By definition, we will never "understand" our subjective understanding - there is an unresolvable recursion here. At the same time, I will never know if you are already an AI avatar, or you if I am an AI avatar. The Turing test no longer works.
Ah, but if that happens, you will
know that you don't know. And that differentiates you from a Turing machine
I'm not so sure we'll never understand these mental states. Even if it is infinite recursion (maybe it is, maybe it is something else), we can understand infinite recursion with mathematical precision. Sometimes infinite recursion asymptotically approaches a finite limit. Sometimes it explodes. We also understand different sizes of infinities, at micro and macro scales. And not only understand them, but describe and manipulate them with mathematical precision in number theory and topology.
An example may bring this abstractness down to Earth. We've all had the "AHA" experience when you are studying something difficult or complex, and you suddenly have this flash of insight, to finally understand it. Before that point, you solved problems by blindly following formulas without understanding it. But suddenly, you understand it at a new level. And you can apply this understanding to gain new insight into the problems you were already solving, and to solve problems of greater complexity, in new ways with greater efficiency.
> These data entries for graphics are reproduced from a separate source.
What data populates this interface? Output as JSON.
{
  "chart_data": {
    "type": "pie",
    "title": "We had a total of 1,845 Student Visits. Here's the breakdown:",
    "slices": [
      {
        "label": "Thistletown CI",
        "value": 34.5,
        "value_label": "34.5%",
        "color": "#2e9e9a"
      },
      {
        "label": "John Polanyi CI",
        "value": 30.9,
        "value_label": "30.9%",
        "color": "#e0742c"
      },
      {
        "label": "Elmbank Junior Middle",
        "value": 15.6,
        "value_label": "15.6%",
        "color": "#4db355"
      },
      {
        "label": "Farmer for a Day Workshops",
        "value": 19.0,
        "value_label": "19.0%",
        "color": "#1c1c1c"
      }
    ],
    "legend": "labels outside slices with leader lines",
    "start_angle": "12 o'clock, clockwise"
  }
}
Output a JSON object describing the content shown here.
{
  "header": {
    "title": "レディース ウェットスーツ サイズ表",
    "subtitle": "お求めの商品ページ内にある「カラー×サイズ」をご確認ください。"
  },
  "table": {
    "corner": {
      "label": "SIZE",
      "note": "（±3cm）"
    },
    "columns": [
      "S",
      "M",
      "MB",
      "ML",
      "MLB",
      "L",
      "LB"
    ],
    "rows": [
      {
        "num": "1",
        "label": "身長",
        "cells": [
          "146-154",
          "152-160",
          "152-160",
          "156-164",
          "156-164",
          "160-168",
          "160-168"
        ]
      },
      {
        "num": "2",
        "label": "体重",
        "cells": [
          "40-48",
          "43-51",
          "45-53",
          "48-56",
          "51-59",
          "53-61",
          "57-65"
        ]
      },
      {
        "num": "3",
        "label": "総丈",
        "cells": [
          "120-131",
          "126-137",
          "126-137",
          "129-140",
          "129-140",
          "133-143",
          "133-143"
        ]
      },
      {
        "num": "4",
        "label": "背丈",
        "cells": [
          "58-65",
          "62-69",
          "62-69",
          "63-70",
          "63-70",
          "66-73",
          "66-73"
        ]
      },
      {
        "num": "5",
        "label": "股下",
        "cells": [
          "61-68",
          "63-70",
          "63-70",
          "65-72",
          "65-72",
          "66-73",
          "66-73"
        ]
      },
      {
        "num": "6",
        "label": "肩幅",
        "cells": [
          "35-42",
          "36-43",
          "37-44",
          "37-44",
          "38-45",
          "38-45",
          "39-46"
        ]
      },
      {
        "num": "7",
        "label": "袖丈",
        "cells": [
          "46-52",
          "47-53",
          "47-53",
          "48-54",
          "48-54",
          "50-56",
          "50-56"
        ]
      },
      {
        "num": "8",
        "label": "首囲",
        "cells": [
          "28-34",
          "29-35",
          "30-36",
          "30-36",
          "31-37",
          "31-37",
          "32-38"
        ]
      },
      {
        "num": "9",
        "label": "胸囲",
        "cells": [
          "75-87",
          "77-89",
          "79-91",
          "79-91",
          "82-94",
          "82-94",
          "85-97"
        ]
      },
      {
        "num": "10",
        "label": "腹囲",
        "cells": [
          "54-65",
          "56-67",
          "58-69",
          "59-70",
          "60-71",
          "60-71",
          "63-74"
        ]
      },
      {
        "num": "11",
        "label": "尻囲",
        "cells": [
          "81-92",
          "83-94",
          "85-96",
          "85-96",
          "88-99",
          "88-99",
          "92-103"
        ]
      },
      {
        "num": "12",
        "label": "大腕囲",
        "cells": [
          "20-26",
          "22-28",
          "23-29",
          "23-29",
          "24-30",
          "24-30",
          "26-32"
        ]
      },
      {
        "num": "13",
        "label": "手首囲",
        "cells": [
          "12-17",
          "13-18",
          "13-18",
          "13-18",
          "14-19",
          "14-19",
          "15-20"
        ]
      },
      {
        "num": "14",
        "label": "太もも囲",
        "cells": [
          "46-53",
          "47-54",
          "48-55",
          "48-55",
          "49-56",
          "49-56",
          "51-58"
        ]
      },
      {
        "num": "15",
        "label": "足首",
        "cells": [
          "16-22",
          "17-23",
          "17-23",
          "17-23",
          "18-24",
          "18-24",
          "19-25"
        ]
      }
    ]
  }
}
If our brains are nothing more than Turing machines, this AHA experience is nothing more than code, or a set of formal instructions. What is the code that implements this "AHA" experience? Now if the AHA experience was just an emotion, you could say the code is something like, fire this neuron to trigger that gland to release some seratonin. But the AHA experience is more than an emotion. It involves the discovery and storage of a new intuitive abstract model, that you store in your memory and apply at increasing levels of abstraction to solve new problems.
We must all consider the possibility that such code might exist, but if so, nobody has ever devised what that code is. Before coding it, we would first have to understand what the AHA experience is in the first place, and we haven't even gotten that far. That is why all AI and ML are based on pattern recognition. We understand how pattern recognition works, well enough to devise coded instructions that can run on a Turing machine. But for other human cognitive states, like "geometric intuition" or "cause and effect understanding", nobody understands what they are, let alone how to code them. That is why no AI or ML has these other modes of human cognition. Which raises the obvious question whether it is even possible to encode these as formal instructions for a Turing machine.